On 1 Feb 2008, at 00:41, DE CLERCQ Jeremy wrote:


So the question remains whether the possible benefits of this solution
justify bringing another alternative approach solving the same problem
into the standards.

Supporting different label allocation schemes (eg Explicit-Null and per-prefix-label so IPv6 traffic is label switched) was an explicit goal of the 6PE work. The solution has been specified to achieve that flexibility and corresponding interoperability validated.

One can always come up with point solutions that are somewhat leaner if you sacrifice flexibility. In this case, I personally don't see that the trade-offs of 6PE-Alt justify revisiting the current solution to either add a restriction on label-allocation (that we explicitly rejected before), or add an extra option that will only make overall interoperability more difficult.

Francois


Regards,
Jeremy.


Hi Jeremy,

I agree a single level of label should not be used. The 6PE RFC
clearly talks about reasons for the same in great detail.

That option should not be used and I agree to it. However the 6PE-Alt
approach uses 2 level of labels. The inner label is the Explicit NULL
label and the outer label is the tunnel label which gets the packet
from one 6Pe router to the other. The document below clearly misses
the idea of using a predefined label as the tunnel label.

I hope things are clearer now to you.

Thanks,
Vishwas

On Jan 31, 2008 2:07 PM, DE CLERCQ Jeremy
Hi Vishwas,

I was refering to e.g. section 6.2 in
draft-ietf-ngtrans-bgp-tunnel-02.txt, where it says

"
Where a single level of label is used and no label are advertised by
MP-BGP, the SAFI used in MP-BGP will be one of the basic values:
unicast, multicast or both (1,2 or 3).
"

With regards to the reason why the labelled approach was finally
selected: it had to do on one hand with the main 
applicability of the
approach for routers that typically do labelled BGP distribution for
VPNs, and on the other hand with the fact that the 
advantages of using
labelled distribution seemed to outweigh the disadvantages 
like memory
requirements etc.

With regards to interoperability, what I meant was that it 
was deemed
better to have not too many optional and alternative 
solutions in one
RFC and to limit it to the chosen approach.

Regards,
Jeremy.



Hi Jeremy,

I did look at the draft-ietf-ngtrans-bgp-tunnel-02.txt. I 
could not
find a mention of the mechanism I have mentioned. Could you please
point me to the place where the mechanism is mentioned?
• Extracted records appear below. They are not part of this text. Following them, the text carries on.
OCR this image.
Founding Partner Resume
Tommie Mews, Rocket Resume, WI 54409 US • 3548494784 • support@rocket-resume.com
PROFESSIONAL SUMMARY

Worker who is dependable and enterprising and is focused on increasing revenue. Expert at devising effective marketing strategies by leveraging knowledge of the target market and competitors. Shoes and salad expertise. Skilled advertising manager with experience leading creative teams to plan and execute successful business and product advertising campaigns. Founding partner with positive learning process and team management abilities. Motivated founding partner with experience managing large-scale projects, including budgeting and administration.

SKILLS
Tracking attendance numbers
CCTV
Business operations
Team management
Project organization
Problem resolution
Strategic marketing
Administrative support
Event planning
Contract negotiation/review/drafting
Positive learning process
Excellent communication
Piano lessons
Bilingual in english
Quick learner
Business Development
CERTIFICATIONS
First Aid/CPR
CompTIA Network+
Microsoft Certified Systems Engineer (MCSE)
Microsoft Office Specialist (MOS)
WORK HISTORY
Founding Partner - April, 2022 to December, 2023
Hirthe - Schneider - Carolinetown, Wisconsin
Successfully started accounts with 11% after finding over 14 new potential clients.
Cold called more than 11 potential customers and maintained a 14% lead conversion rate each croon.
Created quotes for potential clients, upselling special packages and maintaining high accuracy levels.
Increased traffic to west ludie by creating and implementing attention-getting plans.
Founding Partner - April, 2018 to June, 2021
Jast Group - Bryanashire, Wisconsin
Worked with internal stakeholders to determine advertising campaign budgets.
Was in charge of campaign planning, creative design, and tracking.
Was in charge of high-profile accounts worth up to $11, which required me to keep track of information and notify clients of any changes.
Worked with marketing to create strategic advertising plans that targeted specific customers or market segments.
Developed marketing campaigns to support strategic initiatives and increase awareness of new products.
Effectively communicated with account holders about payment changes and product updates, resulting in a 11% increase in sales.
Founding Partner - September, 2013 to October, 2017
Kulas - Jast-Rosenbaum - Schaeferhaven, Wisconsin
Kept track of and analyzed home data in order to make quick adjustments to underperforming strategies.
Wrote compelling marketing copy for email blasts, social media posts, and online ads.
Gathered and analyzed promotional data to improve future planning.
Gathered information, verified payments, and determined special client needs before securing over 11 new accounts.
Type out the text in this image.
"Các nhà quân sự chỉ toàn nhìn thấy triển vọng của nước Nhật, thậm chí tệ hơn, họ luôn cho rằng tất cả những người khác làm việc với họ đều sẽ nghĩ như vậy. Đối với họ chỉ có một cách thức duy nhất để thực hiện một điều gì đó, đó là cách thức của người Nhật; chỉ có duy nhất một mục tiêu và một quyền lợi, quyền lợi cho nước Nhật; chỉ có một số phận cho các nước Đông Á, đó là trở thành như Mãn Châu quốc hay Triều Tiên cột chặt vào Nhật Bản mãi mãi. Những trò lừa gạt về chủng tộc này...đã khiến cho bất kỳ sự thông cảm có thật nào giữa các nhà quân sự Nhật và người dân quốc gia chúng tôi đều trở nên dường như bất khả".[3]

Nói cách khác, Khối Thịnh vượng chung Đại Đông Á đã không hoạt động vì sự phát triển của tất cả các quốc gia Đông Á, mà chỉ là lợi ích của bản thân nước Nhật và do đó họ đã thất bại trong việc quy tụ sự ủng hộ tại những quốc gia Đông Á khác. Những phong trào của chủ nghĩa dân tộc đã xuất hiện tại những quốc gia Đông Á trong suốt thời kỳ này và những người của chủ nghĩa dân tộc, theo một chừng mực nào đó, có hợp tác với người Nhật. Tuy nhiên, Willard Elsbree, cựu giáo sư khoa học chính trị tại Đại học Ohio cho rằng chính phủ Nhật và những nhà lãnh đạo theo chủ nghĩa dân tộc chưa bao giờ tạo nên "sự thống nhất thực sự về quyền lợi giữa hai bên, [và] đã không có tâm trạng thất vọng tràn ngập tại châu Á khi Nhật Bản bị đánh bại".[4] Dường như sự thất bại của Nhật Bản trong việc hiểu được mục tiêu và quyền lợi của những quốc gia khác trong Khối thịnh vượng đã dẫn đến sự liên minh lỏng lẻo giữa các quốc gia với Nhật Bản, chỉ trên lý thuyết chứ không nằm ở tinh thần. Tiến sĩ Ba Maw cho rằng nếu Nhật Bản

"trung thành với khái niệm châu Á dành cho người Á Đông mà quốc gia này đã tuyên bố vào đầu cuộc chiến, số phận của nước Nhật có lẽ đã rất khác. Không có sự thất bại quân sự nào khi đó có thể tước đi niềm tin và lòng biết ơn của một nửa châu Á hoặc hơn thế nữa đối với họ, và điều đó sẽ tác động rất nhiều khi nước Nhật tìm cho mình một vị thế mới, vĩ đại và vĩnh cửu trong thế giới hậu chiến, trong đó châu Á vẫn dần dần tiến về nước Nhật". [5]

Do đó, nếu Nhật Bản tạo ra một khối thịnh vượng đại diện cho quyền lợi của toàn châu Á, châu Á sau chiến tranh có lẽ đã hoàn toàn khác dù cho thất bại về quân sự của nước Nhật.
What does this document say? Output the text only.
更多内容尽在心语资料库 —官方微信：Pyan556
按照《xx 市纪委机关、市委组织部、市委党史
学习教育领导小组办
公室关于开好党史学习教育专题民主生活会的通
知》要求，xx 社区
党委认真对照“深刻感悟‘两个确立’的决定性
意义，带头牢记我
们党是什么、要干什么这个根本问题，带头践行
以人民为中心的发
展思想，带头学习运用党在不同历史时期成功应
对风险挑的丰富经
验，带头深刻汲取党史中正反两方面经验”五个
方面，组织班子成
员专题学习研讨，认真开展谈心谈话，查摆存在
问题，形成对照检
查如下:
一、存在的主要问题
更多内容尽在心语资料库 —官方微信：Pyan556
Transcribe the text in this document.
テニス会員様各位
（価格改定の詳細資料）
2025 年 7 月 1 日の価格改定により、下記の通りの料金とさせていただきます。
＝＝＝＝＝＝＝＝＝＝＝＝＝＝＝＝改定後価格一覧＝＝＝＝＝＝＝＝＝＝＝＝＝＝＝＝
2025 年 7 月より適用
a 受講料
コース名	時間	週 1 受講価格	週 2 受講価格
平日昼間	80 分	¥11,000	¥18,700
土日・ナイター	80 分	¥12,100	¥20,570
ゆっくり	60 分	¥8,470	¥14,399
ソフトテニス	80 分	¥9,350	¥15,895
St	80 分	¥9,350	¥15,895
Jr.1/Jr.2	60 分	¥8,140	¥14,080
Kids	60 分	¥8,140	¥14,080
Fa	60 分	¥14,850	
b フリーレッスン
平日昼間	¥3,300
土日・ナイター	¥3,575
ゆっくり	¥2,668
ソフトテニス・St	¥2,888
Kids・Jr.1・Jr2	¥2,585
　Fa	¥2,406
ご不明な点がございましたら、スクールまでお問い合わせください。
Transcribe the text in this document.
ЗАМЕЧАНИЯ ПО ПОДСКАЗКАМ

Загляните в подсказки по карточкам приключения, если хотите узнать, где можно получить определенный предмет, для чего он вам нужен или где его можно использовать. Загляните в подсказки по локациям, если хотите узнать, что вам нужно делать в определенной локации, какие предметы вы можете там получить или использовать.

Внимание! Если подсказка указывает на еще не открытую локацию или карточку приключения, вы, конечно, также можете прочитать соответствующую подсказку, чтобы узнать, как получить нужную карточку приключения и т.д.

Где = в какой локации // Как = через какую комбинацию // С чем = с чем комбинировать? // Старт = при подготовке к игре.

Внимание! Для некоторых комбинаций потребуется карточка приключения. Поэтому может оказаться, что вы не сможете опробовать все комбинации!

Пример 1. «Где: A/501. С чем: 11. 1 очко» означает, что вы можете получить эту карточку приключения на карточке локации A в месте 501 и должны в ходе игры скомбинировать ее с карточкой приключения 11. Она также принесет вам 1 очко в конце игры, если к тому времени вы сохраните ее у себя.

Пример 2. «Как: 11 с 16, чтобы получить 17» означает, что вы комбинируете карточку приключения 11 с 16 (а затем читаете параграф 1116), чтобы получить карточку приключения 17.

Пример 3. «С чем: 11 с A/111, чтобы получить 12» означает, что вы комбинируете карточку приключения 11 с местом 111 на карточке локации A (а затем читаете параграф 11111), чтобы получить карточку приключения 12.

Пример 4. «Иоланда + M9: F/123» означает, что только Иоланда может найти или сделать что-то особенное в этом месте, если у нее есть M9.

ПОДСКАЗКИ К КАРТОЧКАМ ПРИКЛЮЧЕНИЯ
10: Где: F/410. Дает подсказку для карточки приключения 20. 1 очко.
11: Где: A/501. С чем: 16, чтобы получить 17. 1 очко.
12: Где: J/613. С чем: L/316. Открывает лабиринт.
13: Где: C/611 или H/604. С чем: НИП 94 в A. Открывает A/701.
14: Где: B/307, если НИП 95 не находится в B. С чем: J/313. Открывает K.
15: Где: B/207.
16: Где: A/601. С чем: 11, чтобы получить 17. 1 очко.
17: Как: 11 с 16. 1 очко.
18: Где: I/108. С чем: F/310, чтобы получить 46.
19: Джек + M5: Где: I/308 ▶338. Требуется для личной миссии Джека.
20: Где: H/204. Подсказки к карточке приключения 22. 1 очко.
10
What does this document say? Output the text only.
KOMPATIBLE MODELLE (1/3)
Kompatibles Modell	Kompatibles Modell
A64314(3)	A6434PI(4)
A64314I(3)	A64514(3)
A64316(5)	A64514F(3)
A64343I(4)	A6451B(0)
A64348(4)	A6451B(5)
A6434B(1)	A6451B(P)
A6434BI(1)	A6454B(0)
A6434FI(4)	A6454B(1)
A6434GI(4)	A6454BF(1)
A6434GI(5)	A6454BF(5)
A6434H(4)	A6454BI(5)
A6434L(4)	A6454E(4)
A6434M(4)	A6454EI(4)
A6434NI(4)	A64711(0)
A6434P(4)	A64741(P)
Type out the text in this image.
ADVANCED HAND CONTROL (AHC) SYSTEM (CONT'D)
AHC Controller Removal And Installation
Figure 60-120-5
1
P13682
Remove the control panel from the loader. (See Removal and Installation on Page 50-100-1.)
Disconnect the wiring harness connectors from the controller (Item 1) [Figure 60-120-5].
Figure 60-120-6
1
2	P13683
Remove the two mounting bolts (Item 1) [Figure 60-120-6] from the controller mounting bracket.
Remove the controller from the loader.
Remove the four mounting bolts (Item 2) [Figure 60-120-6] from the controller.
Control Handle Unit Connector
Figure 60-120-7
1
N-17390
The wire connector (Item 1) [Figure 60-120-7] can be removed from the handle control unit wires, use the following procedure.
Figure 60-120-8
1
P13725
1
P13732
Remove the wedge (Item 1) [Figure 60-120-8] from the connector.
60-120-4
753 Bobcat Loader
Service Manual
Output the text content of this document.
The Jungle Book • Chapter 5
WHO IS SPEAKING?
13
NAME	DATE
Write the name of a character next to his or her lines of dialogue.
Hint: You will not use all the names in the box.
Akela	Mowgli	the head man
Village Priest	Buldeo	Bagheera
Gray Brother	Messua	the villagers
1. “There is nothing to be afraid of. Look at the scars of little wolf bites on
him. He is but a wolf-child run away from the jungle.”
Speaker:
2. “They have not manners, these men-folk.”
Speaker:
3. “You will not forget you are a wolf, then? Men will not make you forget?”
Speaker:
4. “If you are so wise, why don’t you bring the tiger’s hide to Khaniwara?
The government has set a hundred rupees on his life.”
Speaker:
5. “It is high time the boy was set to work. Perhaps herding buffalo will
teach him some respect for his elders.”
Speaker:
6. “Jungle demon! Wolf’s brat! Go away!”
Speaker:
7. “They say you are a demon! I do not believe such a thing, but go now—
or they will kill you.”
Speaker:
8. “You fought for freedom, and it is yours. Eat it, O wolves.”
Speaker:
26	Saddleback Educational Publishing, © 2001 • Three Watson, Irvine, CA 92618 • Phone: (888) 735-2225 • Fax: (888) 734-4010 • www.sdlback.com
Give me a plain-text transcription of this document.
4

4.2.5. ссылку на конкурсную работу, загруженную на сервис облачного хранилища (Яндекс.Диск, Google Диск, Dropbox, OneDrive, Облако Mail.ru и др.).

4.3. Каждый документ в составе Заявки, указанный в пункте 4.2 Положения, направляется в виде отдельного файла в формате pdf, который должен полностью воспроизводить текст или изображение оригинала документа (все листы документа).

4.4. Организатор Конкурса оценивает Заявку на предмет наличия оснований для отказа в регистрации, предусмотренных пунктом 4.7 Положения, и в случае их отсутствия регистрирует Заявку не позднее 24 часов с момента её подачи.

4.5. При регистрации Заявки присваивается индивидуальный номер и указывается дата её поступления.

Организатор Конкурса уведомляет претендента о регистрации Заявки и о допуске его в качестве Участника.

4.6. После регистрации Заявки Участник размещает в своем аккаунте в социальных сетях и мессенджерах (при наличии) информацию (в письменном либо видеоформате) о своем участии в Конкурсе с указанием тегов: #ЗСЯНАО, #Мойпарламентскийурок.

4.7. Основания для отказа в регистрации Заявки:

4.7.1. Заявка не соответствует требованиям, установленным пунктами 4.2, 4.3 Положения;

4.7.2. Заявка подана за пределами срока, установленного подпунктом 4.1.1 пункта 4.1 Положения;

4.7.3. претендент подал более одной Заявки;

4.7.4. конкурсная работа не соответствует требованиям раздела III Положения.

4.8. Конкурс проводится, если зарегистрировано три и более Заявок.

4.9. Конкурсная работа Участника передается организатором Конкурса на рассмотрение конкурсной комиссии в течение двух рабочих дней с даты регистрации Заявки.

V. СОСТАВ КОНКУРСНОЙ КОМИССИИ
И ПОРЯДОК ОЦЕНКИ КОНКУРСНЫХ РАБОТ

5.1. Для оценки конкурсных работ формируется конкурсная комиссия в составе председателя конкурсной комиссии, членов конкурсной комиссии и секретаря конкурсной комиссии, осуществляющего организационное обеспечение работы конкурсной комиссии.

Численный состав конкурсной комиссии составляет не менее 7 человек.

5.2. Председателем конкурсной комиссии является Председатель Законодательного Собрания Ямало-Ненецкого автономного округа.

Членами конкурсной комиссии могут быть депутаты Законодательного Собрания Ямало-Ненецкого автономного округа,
BTW, the simple mechanism you talk about, adds a AFI/ SAFI pair to
BGP, unnecessarily passes labels around which are not 
used at all. It
increases the memory requirement of each route, increases 
the size of
the serach key and has complicated Transit provider 
mechanisms. It in
turn clutters the forwarding tables with data which could 
be easily
done without. The interesting part is the same could be 
done without
any extensions at all.

You seem to say that due to some interoperability 
concerns you added
the mechanism to explicitly signal labels, which serve no 
purpose. Can
you let me know which implementations had 
interoperability concerns?
It would be great if you can give a more exact technical 
reason of why
the approach we intend to bring to the IETF (which by default is
inter-operable - as no extensions are required). It is 
hard to for a
person who has not been through the entire history to 
understand the
same.

Thanks,
Vishwas

On Jan 31, 2008 12:56 PM, DE CLERCQ Jeremy
Hi Vishwas,

I however am surprised how
this simple mechanism was not captured earlier in the
review or coding
process.

The work that lead to what is now known as 6PE has seen
many forms and
many many iterations. Including approaches without label
signaling and
allocation, even including approaches without MPLS. You
should be able
to find out about this history via earlier versions of the
draft like
draft-nguyen-ngtrans-bgp-tunnel-00.txt and
draft-ietf-ngtrans-bgp-tunnel-02.txt.

So I'd say that this simple mechanism was captured earlier
but that it
has been decided not to retain it, and to keep only one 
mandatory
procedure for interoperability purposes.

At the end it was working group consensus and interoperable
implementations that lead to the current 6PE approach.